But hold on, this could be practical in some specific cases regardless.
Say you have two fleets of spaceships on the opposite ends of the solar system, both having plans A and B for attack. They want to surprise the enemy by being unpredictable so despite the enemy knowing about the two plans, if you decide randomly which fleet does which you'd still have an advantage. Maybe one fleet is larger so they could focus forces where they need to be if they knew the plan ahead of time.
But if you choose randomly by default you could have both fleets do plan A, which wouldn't work. But if one measures the entangled pair they both get a mutually exclusive random result and thus can make an unpredictable plan work without a pre-set decision of who does what.
A weird far fetched example to be sure, but I'd imagine cryptography nerds could find a matching case for some kind of encryption or whatever.

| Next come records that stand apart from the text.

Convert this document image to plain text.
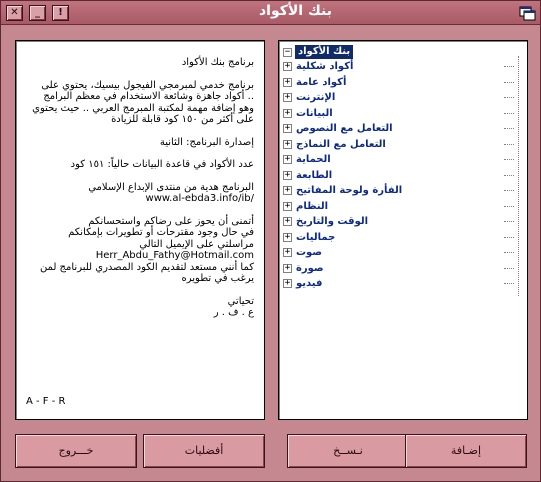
✕	_	!	بنك الأكواد

برنامج بنك الأكواد

برنامج خدمي لمبرمجي الفيجول بيسيك، يحتوي على

.. أكواد جاهزة وشائعة الاستخدام في معظم البرامج

وهو إضافة مهمة لمكتبة المبرمج العربي .. حيث يحتوي

على أكثر من ١٥٠ كود قابلة للزيادة

إصدارة البرنامج: الثانية

عدد الأكواد في قاعدة البيانات حالياً: ١٥١ كود

البرنامج هدية من منتدى الإبداع الإسلامي

www.al-ebda3.info/ib/

أتمنى أن يحوز على رضاكم واستحسانكم

في حال وجود مقترحات أو تطويرات بإمكانكم

مراسلتي على الإيميل التالي

Herr_Abdu_Fathy@Hotmail.com

كما أنني مستعد لتقديم الكود المصدري للبرنامج لمن

يرغب في تطويره

تحياتي

ع . ف . ر

A - F - R
بنك الأكواد
−
أكواد شكلية
+
أكواد عامة
+
الإنترنت
+
البيانات
+
التعامل مع النصوص
+
التعامل مع النماذج
+
الحماية
+
الطابعة
+
الفأرة ولوحة المفاتيح
+
النظام
+
الوقت والتاريخ
+
جماليات
+
صوت
+
صورة
+
فيديو
+
خـــروج	أفضليات	نـســخ	إضـافة
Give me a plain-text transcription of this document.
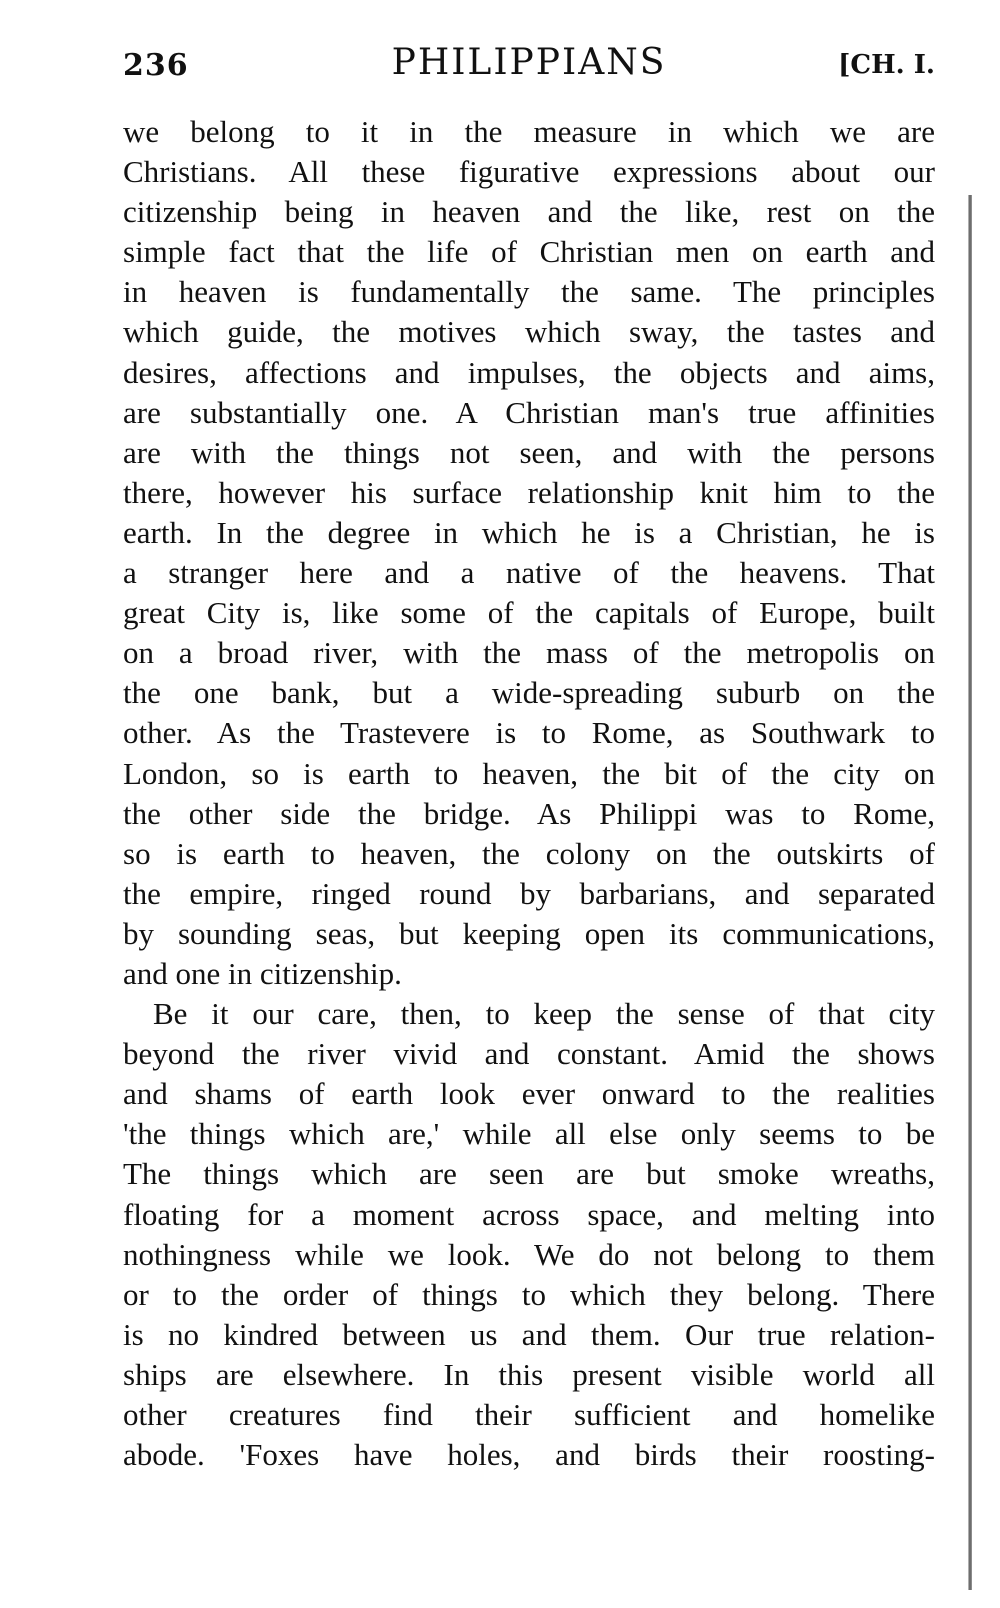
236	PHILIPPIANS	[CH. I.
we belong to it in the measure in which we are
Christians. All these figurative expressions about our
citizenship being in heaven and the like, rest on the
simple fact that the life of Christian men on earth and
in heaven is fundamentally the same. The principles
which guide, the motives which sway, the tastes and
desires, affections and impulses, the objects and aims,
are substantially one. A Christian man's true affinities
are with the things not seen, and with the persons
there, however his surface relationship knit him to the
earth. In the degree in which he is a Christian, he is
a stranger here and a native of the heavens. That
great City is, like some of the capitals of Europe, built
on a broad river, with the mass of the metropolis on
the one bank, but a wide-spreading suburb on the
other. As the Trastevere is to Rome, as Southwark to
London, so is earth to heaven, the bit of the city on
the other side the bridge. As Philippi was to Rome,
so is earth to heaven, the colony on the outskirts of
the empire, ringed round by barbarians, and separated
by sounding seas, but keeping open its communications,
and one in citizenship.
Be it our care, then, to keep the sense of that city
beyond the river vivid and constant. Amid the shows
and shams of earth look ever onward to the realities
'the things which are,' while all else only seems to be
The things which are seen are but smoke wreaths,
floating for a moment across space, and melting into
nothingness while we look. We do not belong to them
or to the order of things to which they belong. There
is no kindred between us and them. Our true relation-
ships are elsewhere. In this present visible world all
other creatures find their sufficient and homelike
abode. 'Foxes have holes, and birds their roosting-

There's something here. I think (if I understand correctly, which is kind of iffy) it's also the case that if either party reads the property early, the entanglement is used up, and the on time read is no longer correlated.
That may not be very helpful for a battle plan, but if there was concerns about enemy infiltration, the entanglement could be intentionally used early, resulting in neither ship knowing what the other is doing, although the ship that read on time wouldn't know they didn't know.
I think it would work, but for practical purposes it isn't different from picking which fleet will commit to which plan in advance, sealing it to an envelope and opening it at the agreed time.
Your use case fails to take advantage of the fact that the quantum states collapse at the time of reading.